Information technology — SEDRIS —
Part 1:  Functional specification

0 Introduction

0.1 Purpose

SEDRIS (ISO/IEC 18023) is a technology that can be used to represent and interchange environmental data. This part of ISO/IEC 18023 defines the semantics and structure used to represent environmental data along with the means to produce and access that data. A transmittal is the realization of an environment using the SEDRIS data representation model (DRM) that can be produced and accessed through the SEDRIS application program interface (API) specified in this part of ISO/IEC 18023. A unified view of environmental data accelerates the development of applications based on such data and allows different applications to interchange environmental information. Environments may be natural, man-made, or virtual and incorporate a wide range of types of objects including celestial bodies, rivers, forests, ocean characteristics, atmospheric characteristics, avatars, ships, roads, space stations, buildings and animals. The characteristics of such objects need to be described and the relationships among them specified. This International Standard was developed to address these needs.

ISO/IEC 18023 in its entirety specifies a data representation model, an abstract transmittal format, a binary encoding, and an application program interface. Together, these components support creating and accessing transmittals as a data interchange mechanism for representing environments. Two additional International Standards, ISO/IEC 18025 — Environmental data coding specification (EDCS) and ISO/IEC 18026 — Spatial reference model (SRM), are required to completely and unambiguously describe environmental data.

The SEDRIS interchange mechanism uses the DRM, in conjunction with the EDCS and the SRM, to provide a means for defining all of the data elements and their relationships necessary to describe environmental data. These components form the central core of successful environmental data interchange and allow the unambiguous description of environmental data. The DRM can be expanded to incorporate future environmental representation needs.

The SEDRIS API is the component of the interchange mechanism that provides the means to describe and access data in a transmittal. It enables the interchange of environmental data between different proprietary database systems or formats. The API allows the underlying implementation of the transmittal to be transparent to users.

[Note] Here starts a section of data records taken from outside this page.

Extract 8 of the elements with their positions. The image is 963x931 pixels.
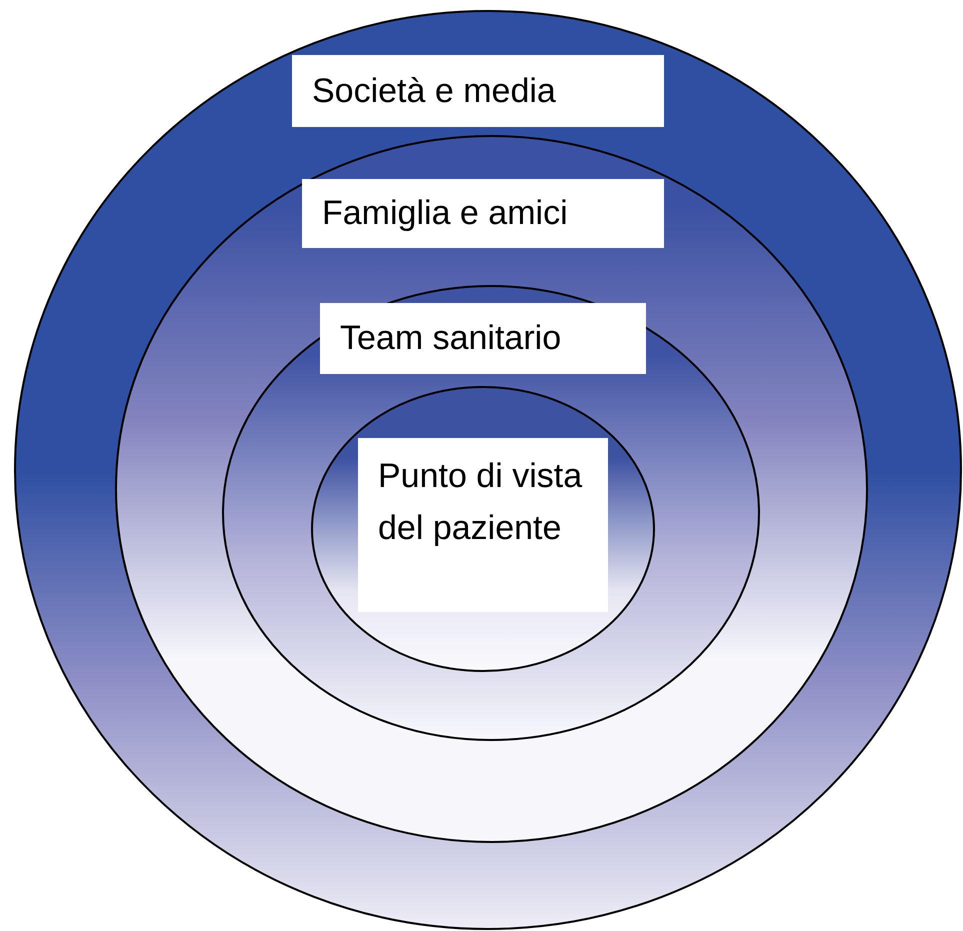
ring-label: Famiglia e amici	[302, 179, 664, 248]
ring-label: Punto di vista del paziente	[358, 438, 608, 612]
ring-label: Team sanitario	[320, 303, 646, 374]
ring-ellipse	[14, 10, 962, 930]
ring-ellipse	[115, 135, 868, 843]
ring-ellipse	[311, 386, 655, 672]
ring-label: Società e media	[292, 55, 664, 127]
ring-ellipse	[222, 285, 760, 741]
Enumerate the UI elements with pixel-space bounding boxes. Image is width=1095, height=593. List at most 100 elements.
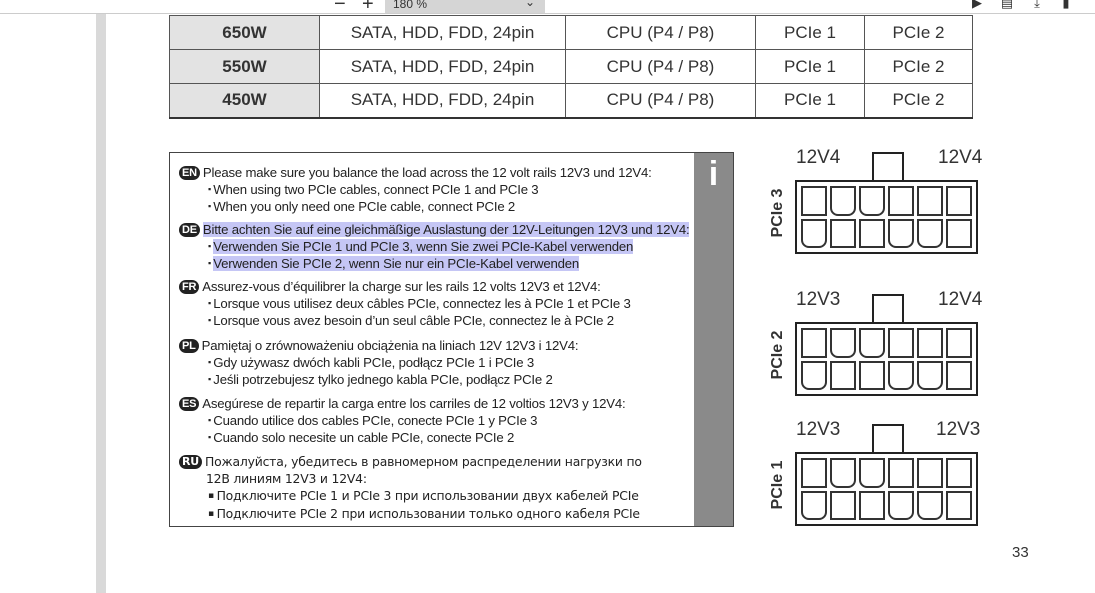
connector-pcie3: PCIe 3 12V4 12V4 — [760, 147, 985, 257]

0.2 Characteristics of SEDRIS technology

Complete and unambiguous data representation

SEDRIS specifies a standard approach to describe and communicate environmental information. This approach to representation of environmental data includes support for all domains of the environment, including ocean, terrain, atmosphere and space.  In addition, SEDRIS supports the various techniques that are used to model environmental data in a variety of information technology applications.  Since such potentially diverse models and representations can describe the same object, or concept, through different data models, SEDRIS also includes the means to capture the polymorphic relationships of these representations.  Furthermore, the DRM includes the necessary data elements, and their relationship to one another, that are needed to describe the environment fully and seamlessly across all domains.

Universal, lossless data interchange

By providing a complete and unambiguous data representation and a robust interchange mechanism, standardized access and the polymorphic representation of data through the DRM ensure that users can share a common description of the environmental data. The standard access interface, and the polymorphic representation of data through the DRM, ensure that users can share a common description of the environmental data.

Standardized software interface

The SEDRIS API provides a consistent interface between a software application designed to process the environmental data and the underlying transmittal. The API decouples all SEDRIS data-consuming or data-producing applications from the transmittal’s data structures, allowing the format, its data structures and the application to evolve independently of each other.
The SEDRIS API supports many ways of accessing and manipulating transmittals. The contents of a transmittal may be traversed object by object or searched based on data attributes and spatial coverage. Access to data in transmittals is designed to be context-sensitive to support representational polymorphism. Search filters allow limiting the number of objects that are examined.
The SEDRIS API provides the means to efficiently interact with complex data types, such as data tables or images.